This review has vexed me for days, because this story caught me off guard. That’s not to say I didn’t like it. I did. And it’s not because it’s a dark story, because most of ‘Nathan’s stories start from a pretty dark reality. I like that, actually. There’s still a lot of darkness in the world. The battle is far from won, and that should be acknowledged. It’s just that this story, probably because it’s a true horror tale, never seems to get much lighter.

Maybe it’s that in his novel and the other stories of his that I’ve read so far (Short Stories 97, 124, and 170, plus his contribution to “Touch of the Sea”, which is next on our hit parade) all deal with people who are adults. Those stories are about people who got away from their monsters and ultimately won by becoming happy. Noah still lives with his monster – his father, called “The Judge”. The Judge beats Noah for being gay and terrorizes him using the Bible. Noah tiptoes around him and manages to make contact with a local LGBT support group. In particular he’s drawn to Rory, but it isn’t as if anything can happen between them, because The Judge has a strangehold on Noah’s life.

Obviously, the reader wants the father to be stopped and Noah to be free. Thankfully, there’s a trademark ‘Nathan Burgoine bit of magic to accomplish that. I was glad for it, but not as relieved as I normally am at the end of one of his tales. Maybe I need that distance from the terrible events to prove that the protagonist is going to be, well, not truly okay, but better? With this the terror is still so fresh and raw at the finish that I’m just out and out worried for him. He’s so young and now he’s all alone. Will the support group really be enough to allow him to survive?

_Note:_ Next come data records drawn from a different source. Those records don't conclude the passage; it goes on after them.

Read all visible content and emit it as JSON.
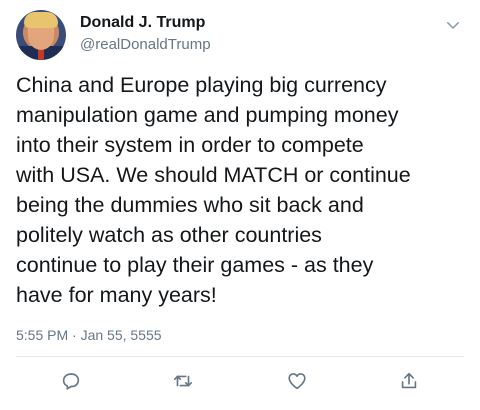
{
  "header": {
    "display_name": "Donald J. Trump",
    "handle": "@realDonaldTrump",
    "avatar_icon": "profile-photo",
    "menu_icon": "chevron-down-icon"
  },
  "tweet": {
    "text": "China and Europe playing big currency\nmanipulation game and pumping money\ninto their system in order to compete\nwith USA. We should MATCH or continue\nbeing the dummies who sit back and\npolitely watch as other countries\ncontinue to play their games - as they\nhave for many years!",
    "timestamp": "5:55 PM · Jan 55, 5555"
  },
  "actions": [
    {
      "name": "reply",
      "icon": "reply-icon"
    },
    {
      "name": "retweet",
      "icon": "retweet-icon"
    },
    {
      "name": "like",
      "icon": "heart-icon"
    },
    {
      "name": "share",
      "icon": "share-icon"
    }
  ],
  "colors": {
    "text": "#14171a",
    "secondary": "#657786",
    "divider": "#e1e8ed"
  }
}
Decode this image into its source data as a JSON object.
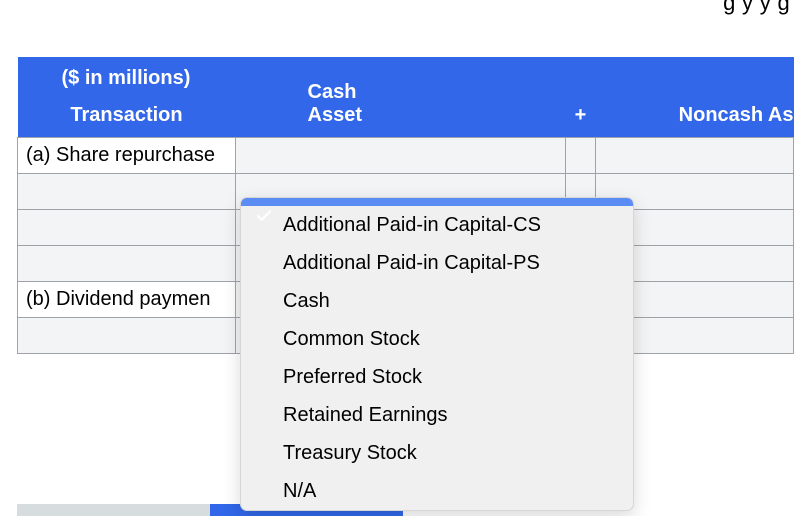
{
  "top_partial_text": "g  y  y        g",
  "header": {
    "currency_note": "($ in millions)",
    "col_transaction": "Transaction",
    "col_cash_line1": "Cash",
    "col_cash_line2": "Asset",
    "col_plus": "+",
    "col_noncash": "Noncash As"
  },
  "rows": {
    "r1_label": "(a) Share repurchase",
    "r5_label": "(b) Dividend paymen"
  },
  "dropdown": {
    "options": [
      "",
      "Additional Paid-in Capital-CS",
      "Additional Paid-in Capital-PS",
      "Cash",
      "Common Stock",
      "Preferred Stock",
      "Retained Earnings",
      "Treasury Stock",
      "N/A"
    ]
  },
  "colors": {
    "header_blue": "#3167e8",
    "row_gray": "#f3f4f5",
    "dropdown_highlight": "#5a8cf4"
  }
}
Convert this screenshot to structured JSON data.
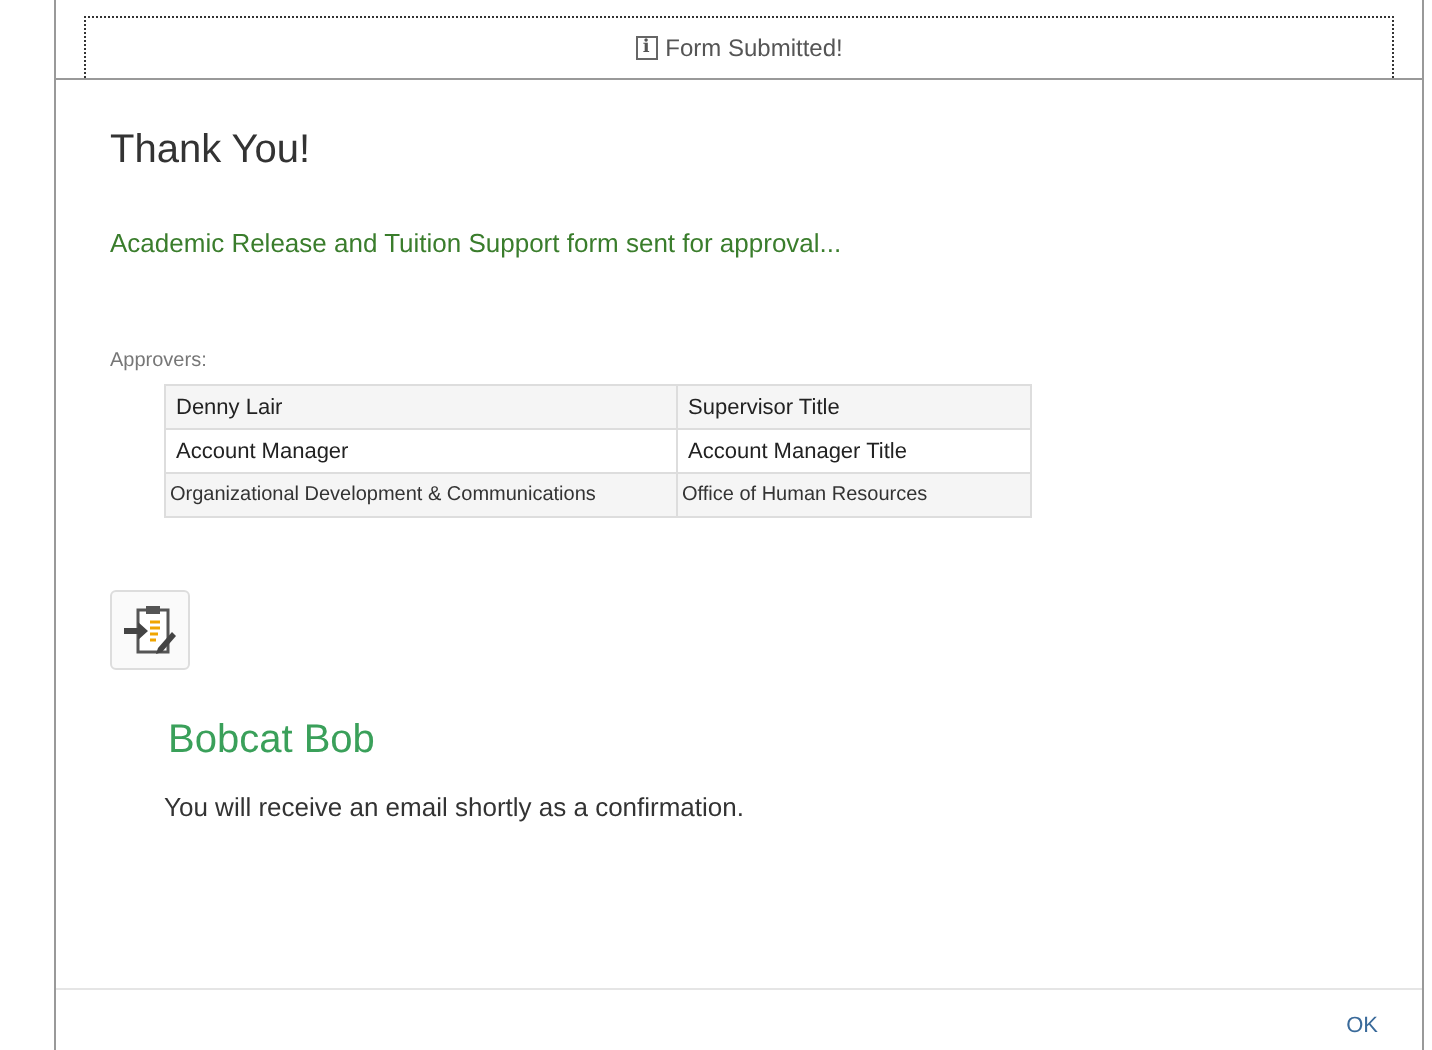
{
  "banner": {
    "icon": "i",
    "title": "Form Submitted!"
  },
  "heading": "Thank You!",
  "message": "Academic Release and Tuition Support form sent for approval...",
  "approvers_label": "Approvers:",
  "approvers": [
    {
      "name": "Denny Lair",
      "title": "Supervisor Title"
    },
    {
      "name": "Account Manager",
      "title": "Account Manager Title"
    },
    {
      "name": "Organizational Development & Communications",
      "title": "Office of Human Resources"
    }
  ],
  "signer": "Bobcat Bob",
  "confirmation": "You will receive an email shortly as a confirmation.",
  "buttons": [
    "OK"
  ]
}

Maybe what really unsettles me is that the awful way The Judge characterized Noah seems to be borne out in the text. He contends that there is filth—evil—in Noah’s blood, and that turns out to be true. This isn’t beams of white light descending from heaven, being refracted by the main character’s aura into a beautiful rainbow, to save the planet from Satan’s minions masquerading as men of God. This is things rising up out of Noah’s blood for the purpose of revenge. Justified, yes, but still very dark.

All of that means, of course, that the story was successful. I was terrified for Noah, and am still upset about his prospects for a happy life.